There are a lot of experimental works which have shown the utility of ECG in small rodents in order to discern the mechanisms of action of drugs, infer disturbances of the cardiac rhythm and electrical conduction, detect the presence of ischemic injury, and analyze behavioral responses, among others. In spite of being a useful tool, it is not sufficient as a standalone methodology to describe abnormal electrophysiological mechanisms. However, when combined with other electrophysiological techniques that can only be carried out in animal models, the ECG analysis may be used to obtain a more complete understanding of the electrical cardiac mechanism. Also, it is important to highlight that replacement of printed ECG with digitized ECG, as well as delineation algorithms with high performance values, is collectively streamlining ECG assessments in experimental protocols.
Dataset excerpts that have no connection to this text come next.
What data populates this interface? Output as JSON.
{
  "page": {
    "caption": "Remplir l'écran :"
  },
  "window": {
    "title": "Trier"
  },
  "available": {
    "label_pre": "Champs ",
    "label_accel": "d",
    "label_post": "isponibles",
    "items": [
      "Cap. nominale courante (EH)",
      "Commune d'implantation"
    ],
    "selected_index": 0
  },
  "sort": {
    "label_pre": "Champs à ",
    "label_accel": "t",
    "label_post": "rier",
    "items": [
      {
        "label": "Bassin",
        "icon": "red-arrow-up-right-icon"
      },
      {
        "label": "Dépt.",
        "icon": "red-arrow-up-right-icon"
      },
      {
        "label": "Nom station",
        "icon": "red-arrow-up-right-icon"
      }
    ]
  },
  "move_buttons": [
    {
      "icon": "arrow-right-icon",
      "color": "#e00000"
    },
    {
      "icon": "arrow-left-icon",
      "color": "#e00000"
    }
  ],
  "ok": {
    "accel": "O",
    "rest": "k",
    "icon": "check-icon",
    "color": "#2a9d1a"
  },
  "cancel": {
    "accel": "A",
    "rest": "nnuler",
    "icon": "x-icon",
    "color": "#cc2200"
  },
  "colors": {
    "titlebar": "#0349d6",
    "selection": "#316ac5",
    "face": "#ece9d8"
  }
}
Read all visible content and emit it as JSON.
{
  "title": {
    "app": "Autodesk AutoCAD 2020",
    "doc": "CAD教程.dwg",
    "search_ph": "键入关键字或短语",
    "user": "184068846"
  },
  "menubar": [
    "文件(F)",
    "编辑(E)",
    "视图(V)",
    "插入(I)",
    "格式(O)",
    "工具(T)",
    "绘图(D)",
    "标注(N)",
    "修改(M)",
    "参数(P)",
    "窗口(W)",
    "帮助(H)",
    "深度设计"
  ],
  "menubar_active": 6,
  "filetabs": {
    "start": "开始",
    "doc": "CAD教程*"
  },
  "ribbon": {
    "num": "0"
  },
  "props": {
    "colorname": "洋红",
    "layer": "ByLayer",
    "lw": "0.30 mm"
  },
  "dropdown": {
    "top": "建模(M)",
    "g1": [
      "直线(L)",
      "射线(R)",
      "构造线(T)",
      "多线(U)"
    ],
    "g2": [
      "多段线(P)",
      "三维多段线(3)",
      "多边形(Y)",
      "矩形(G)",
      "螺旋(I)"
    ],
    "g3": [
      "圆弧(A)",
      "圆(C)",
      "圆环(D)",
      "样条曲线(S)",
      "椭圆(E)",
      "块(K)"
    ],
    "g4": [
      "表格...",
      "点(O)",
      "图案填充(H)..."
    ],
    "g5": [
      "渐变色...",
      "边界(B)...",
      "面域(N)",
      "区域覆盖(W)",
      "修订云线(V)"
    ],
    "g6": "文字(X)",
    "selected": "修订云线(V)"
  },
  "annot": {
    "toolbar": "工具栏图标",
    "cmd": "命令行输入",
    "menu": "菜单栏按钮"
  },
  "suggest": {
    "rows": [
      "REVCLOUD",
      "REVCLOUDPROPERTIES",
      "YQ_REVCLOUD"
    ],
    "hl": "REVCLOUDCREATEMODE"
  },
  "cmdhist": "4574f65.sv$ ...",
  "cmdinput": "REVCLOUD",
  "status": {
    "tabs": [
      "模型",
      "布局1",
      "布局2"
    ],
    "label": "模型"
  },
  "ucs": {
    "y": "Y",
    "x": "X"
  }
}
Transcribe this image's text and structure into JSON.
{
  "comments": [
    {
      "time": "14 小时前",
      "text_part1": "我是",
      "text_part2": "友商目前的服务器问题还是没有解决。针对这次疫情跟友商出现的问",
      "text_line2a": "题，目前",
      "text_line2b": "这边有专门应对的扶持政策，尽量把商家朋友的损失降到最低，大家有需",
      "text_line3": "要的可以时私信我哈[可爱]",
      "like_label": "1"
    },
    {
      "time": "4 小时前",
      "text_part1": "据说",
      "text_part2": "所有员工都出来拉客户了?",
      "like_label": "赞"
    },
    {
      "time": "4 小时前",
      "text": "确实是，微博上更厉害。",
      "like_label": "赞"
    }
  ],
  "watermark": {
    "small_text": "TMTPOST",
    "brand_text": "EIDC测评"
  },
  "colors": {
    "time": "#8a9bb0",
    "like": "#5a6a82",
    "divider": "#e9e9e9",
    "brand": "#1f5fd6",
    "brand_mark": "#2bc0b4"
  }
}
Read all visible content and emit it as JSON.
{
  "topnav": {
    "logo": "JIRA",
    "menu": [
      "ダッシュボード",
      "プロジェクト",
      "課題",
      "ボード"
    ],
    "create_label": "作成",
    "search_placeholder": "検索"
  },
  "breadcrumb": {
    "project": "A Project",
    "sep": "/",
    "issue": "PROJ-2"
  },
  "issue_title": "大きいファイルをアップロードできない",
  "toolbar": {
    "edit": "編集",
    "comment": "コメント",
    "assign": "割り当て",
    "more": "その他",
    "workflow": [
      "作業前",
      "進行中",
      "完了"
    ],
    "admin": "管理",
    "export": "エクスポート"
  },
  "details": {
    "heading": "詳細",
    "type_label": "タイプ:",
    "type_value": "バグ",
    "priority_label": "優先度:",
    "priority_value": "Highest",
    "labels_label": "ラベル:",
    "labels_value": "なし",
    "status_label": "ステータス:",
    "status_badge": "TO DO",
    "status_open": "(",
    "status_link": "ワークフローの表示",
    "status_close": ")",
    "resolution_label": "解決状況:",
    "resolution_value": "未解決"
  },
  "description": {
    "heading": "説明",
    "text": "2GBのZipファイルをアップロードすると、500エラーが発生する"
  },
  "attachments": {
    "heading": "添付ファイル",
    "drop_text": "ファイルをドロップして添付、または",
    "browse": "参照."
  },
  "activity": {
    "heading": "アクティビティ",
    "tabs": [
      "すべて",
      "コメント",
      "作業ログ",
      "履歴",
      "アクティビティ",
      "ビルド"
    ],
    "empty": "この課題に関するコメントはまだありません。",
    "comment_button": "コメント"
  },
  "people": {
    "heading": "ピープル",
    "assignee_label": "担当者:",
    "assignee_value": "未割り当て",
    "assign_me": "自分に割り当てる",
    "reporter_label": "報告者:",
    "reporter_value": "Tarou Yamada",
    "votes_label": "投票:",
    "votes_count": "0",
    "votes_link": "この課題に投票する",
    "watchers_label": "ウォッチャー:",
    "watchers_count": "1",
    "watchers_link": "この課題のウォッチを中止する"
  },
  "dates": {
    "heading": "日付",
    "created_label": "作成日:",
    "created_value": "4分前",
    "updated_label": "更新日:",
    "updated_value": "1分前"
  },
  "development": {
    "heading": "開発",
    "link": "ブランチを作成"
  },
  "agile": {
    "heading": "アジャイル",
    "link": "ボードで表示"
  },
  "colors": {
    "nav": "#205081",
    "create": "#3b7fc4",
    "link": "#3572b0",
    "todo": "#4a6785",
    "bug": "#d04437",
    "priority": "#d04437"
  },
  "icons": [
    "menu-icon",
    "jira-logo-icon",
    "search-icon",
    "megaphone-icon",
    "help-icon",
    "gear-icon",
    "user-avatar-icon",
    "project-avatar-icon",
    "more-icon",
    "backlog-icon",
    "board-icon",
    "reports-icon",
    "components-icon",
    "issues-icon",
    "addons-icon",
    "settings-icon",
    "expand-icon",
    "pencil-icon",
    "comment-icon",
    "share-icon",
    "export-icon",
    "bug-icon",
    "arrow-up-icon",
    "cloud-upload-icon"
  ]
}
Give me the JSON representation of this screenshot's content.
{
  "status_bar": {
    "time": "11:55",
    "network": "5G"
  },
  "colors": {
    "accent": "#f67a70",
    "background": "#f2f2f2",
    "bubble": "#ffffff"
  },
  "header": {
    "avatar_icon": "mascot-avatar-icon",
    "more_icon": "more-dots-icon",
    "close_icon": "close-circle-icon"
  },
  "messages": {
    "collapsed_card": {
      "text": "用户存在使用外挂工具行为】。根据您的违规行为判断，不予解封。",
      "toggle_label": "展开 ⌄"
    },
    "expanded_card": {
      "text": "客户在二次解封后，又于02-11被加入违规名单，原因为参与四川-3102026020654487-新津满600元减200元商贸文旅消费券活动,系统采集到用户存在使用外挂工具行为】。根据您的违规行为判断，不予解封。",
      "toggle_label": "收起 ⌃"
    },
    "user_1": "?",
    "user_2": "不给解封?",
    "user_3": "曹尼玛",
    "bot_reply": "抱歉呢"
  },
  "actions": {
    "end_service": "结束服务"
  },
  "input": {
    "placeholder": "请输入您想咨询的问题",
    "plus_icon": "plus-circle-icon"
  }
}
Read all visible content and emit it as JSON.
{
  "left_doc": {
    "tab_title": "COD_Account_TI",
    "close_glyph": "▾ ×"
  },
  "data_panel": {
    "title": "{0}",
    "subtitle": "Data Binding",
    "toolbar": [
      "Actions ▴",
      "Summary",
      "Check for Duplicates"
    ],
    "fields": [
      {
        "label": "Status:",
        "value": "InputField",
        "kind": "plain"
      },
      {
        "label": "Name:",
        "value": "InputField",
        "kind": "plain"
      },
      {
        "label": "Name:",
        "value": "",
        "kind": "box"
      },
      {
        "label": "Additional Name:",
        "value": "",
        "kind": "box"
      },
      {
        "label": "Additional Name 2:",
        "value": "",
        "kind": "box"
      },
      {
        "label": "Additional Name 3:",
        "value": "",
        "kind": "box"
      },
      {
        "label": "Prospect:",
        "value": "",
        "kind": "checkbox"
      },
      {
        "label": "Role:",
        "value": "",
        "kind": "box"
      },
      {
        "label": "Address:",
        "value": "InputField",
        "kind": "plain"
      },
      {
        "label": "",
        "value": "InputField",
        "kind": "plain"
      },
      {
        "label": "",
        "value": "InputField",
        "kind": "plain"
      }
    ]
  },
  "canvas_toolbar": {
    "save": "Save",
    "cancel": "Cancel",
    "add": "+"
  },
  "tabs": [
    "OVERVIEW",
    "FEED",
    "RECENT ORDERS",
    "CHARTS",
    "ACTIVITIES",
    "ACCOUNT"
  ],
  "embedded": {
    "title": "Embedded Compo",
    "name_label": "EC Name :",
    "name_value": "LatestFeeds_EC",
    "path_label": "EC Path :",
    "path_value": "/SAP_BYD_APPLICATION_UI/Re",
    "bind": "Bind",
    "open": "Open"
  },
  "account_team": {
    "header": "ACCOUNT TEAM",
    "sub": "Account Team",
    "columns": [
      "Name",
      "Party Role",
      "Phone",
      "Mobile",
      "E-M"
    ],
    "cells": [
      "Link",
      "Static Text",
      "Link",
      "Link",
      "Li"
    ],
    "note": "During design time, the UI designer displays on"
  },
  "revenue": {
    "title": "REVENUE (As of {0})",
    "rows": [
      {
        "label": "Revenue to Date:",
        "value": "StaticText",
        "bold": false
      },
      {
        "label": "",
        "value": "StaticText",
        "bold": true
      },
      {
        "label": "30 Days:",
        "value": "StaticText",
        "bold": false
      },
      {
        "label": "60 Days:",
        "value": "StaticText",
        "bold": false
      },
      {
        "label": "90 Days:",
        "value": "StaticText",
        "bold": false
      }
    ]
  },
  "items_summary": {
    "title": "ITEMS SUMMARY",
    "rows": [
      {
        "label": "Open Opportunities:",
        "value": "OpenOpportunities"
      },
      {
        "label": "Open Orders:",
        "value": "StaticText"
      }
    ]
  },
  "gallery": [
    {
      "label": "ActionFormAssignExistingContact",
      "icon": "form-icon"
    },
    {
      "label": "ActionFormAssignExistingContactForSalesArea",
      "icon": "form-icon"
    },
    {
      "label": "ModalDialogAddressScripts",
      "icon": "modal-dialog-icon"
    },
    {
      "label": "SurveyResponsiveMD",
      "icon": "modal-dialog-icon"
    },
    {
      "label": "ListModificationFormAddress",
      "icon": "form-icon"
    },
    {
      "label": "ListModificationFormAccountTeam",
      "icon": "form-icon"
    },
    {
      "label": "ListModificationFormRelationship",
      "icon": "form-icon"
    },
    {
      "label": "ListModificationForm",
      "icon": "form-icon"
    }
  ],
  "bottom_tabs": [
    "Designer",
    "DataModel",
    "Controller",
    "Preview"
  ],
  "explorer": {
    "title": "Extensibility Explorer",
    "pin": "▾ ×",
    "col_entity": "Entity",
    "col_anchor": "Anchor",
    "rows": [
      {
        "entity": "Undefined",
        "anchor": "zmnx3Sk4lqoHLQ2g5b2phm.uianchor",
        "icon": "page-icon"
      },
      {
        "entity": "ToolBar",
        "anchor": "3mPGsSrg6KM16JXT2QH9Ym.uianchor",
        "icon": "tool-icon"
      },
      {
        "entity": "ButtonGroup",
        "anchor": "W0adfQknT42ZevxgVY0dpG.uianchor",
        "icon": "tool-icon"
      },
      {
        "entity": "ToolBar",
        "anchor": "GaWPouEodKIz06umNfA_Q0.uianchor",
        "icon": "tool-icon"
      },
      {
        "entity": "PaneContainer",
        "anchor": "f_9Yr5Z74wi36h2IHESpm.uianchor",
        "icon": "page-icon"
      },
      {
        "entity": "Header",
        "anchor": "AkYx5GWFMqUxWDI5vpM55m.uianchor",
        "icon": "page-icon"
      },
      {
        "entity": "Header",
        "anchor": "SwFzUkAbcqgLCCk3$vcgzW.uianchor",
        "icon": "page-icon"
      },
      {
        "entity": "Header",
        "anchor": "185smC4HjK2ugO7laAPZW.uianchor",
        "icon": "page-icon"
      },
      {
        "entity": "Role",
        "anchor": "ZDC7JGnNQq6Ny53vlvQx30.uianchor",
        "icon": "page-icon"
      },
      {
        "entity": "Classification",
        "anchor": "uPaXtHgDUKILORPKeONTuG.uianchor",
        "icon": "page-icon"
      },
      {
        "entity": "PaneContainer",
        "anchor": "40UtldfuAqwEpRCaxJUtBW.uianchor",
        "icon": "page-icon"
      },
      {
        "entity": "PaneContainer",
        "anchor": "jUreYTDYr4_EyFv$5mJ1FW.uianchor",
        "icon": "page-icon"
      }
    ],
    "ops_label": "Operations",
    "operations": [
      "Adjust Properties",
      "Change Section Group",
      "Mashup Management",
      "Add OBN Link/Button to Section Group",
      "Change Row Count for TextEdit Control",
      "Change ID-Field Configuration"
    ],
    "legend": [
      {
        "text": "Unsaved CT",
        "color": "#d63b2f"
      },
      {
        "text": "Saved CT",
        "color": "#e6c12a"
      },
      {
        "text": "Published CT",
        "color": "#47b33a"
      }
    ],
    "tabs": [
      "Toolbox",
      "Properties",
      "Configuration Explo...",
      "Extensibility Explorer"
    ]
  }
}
In the present work, we have shown and validated the capability to perform QRS detection and location of ECG wave boundaries using WT_D in ECG Wistar rats. Also, the methodology implemented has provided reliable and accurate delineation in the ECG in comparison with the TA technique delineation. Finally, due to the importance of having a high performance in the ECG delineated stage, we propose the use of WT_D during experimental protocols which use Wistar rats.

Acronyms

ECG:

Electrocardiogram

H_ECG:

Human being electrocardiograms

P⁺:

Positive predictive value

Se:

Sensitivity

TA:

Temporal analysis

TA_D:

Temporal analysis based ECG delineator

WR_DB:

Wistar rats database

WR_ECG:

Wistar rats electrocardiogram

WT:

Wavelet transform

WT_D:

Wavelet transform based ECG delineator.

Conflicts of Interest

The authors declare that they have no conflicts of interest regarding the publication of this paper.